Juist ja. Ruimhartige types, die Feyenoord supporters. Genoemde Coen Moulijn werd vanmiddag voor de wedstrijd gefeliciteerd met zijn 70ste verjaardag. Daar houdt Coen niet zo van, maar toen de harde kern met behulp van tienduizenden velletjes gekleurd papier zijn naam had gespeld ging toch ook in zijn kathedraal een lichtje op.

zaterdag, februari 17, 2007

Chantage

In Trouw stond afgelopen week het volgende bericht: "Een groep Kamerleden heeft de afgelopen weken de druk op Bos fors opgevoerd om bewindspersoon te mogen worden. De een deed dat uit carrièreoverwegingen, de ander wilde beloond worden voor jarenlange trouwe dienst. Sommige Kamerleden eisten een post op, met de dreiging anders uit de partij te stappen.
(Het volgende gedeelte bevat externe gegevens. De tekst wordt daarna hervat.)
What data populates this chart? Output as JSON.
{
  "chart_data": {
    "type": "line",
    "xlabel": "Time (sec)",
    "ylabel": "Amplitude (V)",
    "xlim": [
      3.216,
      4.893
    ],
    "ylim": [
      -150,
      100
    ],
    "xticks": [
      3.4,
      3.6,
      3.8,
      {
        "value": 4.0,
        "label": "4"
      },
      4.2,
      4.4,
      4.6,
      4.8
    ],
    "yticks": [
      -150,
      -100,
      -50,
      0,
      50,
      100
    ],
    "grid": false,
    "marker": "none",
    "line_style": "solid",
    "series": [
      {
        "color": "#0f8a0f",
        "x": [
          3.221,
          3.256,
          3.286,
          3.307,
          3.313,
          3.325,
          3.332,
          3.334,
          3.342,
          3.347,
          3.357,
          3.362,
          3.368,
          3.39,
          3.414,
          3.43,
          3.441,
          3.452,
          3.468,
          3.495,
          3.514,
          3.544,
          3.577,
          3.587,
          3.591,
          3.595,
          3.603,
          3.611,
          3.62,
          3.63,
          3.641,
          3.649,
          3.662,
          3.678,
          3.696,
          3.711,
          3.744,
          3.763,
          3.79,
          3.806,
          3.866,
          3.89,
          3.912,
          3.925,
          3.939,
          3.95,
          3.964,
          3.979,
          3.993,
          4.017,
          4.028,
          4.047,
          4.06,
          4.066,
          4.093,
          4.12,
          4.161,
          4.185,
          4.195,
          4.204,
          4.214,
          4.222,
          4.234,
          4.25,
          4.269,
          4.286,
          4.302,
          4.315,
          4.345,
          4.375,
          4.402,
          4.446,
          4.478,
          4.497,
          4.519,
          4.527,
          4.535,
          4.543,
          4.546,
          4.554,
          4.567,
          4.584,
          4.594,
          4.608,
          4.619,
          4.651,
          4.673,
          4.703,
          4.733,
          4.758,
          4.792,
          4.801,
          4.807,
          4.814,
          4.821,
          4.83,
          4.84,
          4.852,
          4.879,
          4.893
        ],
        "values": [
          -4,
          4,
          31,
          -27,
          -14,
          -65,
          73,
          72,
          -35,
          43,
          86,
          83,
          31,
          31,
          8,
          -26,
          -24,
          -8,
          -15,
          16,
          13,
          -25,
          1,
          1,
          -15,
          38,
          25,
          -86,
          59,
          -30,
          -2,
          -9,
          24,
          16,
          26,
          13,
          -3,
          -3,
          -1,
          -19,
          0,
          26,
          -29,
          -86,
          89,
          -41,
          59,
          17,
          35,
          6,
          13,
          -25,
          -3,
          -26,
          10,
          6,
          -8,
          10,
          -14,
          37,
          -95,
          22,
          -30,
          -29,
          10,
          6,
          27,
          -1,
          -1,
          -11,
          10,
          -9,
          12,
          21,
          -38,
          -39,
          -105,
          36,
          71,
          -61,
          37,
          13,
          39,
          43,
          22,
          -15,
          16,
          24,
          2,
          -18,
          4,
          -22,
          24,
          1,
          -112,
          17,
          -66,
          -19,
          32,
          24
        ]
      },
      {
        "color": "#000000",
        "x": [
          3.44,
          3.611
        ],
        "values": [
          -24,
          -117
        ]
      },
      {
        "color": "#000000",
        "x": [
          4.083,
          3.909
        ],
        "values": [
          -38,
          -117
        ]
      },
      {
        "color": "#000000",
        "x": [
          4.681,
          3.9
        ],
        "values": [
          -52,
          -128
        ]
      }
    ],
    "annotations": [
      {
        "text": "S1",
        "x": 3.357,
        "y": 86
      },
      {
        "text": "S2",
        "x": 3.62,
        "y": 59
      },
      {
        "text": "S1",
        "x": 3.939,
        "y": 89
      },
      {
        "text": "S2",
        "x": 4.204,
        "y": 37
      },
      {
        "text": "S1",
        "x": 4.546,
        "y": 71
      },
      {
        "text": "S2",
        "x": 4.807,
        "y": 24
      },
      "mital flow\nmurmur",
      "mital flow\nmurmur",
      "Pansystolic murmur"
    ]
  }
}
Het is niet handig om als partijleider in een nieuw kabinet te gaan zitten, op voorhand wetend dat in de Kamer een team gefrustreerde Kamerleden zit. Die zouden wel eens teveel oppositie kunnen gaan voeren. Bos lijkt vooral gezwicht te zijn voor al deze kleine deelbelangen."
Als we er even van uit gaan dat dit bericht waar is, dan heeft Bos moeten kiezen uit twee reacties: op zijn rug gaan liggen en aan het vaderland denken of gigantische heibel schoppen met de bereidheid om de zaak desnoods op straat te laten belanden. Bos koos dus voor het eerste en dat is politiek het verstandigste. Drie conclusies: de PvdA-fractie is, ondanks de schijn van het tegendeel, nog net zo'n grote slangenkuil als voorheen. Wouter Bos is meer beschadigd door de verkiezingsuitslag dan we dachten. Ik heb op de juiste kandidaat gestemd, want die kreeg helemaal niks.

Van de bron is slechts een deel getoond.